Regulation in New Zealand and Australia
Regulation in New Zealand and Australia
Roger Kerr
21 September 2006
Trans-Tasman harmonisation of regulation should not be pursued for its own sake.
If New Zealand and Australia both strive for the best regulatory policies, that will produce natural convergence.
Narrow differences might tip the scales in favour of common rules.
Deregulation in New Zealand has given way to re-regulation and is making business operation harder.
In 2005, 9,327 pages of new regulations or Acts were published, the most in New Zealand’s history.
Major examples of re-regulation include:
– electricity: there have been moves back to
centralised control.
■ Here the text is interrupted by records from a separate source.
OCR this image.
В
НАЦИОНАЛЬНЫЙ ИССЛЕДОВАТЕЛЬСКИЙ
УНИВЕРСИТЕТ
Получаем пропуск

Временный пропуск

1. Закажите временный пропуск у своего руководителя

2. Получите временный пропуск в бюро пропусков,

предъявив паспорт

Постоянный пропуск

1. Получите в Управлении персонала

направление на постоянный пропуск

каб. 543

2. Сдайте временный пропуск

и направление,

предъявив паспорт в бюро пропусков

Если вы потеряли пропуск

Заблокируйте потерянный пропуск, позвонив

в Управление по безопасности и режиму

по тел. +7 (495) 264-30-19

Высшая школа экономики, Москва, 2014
The chairman of the Electricity
Commission has described the industry as being in a
“mess”;
– telecommunications: proposals to unbundle
the local loop would have to generate benefits of $1500 (in
NPV terms) per household to be justified, which seems
implausible;
– the labour market, where there is a push
towards national awards and more industrial
disruption;
– banking, securities market, competition
law, building and land regulation.
The growth-reducing impacts of re-regulation are additional to those arising from rapidly increasing government spending, the unravelling of tax policy, and renationalisation.
The discipline of regulatory impact statements is inadequate, partly because of the limitations of cost benefit analysis.
New disciplines, in the form of a Regulatory Responsibility Act, are needed to improve both the stock and flow of regulation.
A key feature should be a requirement to consider the payment of compensation where the value of property rights is significantly affected by regulation.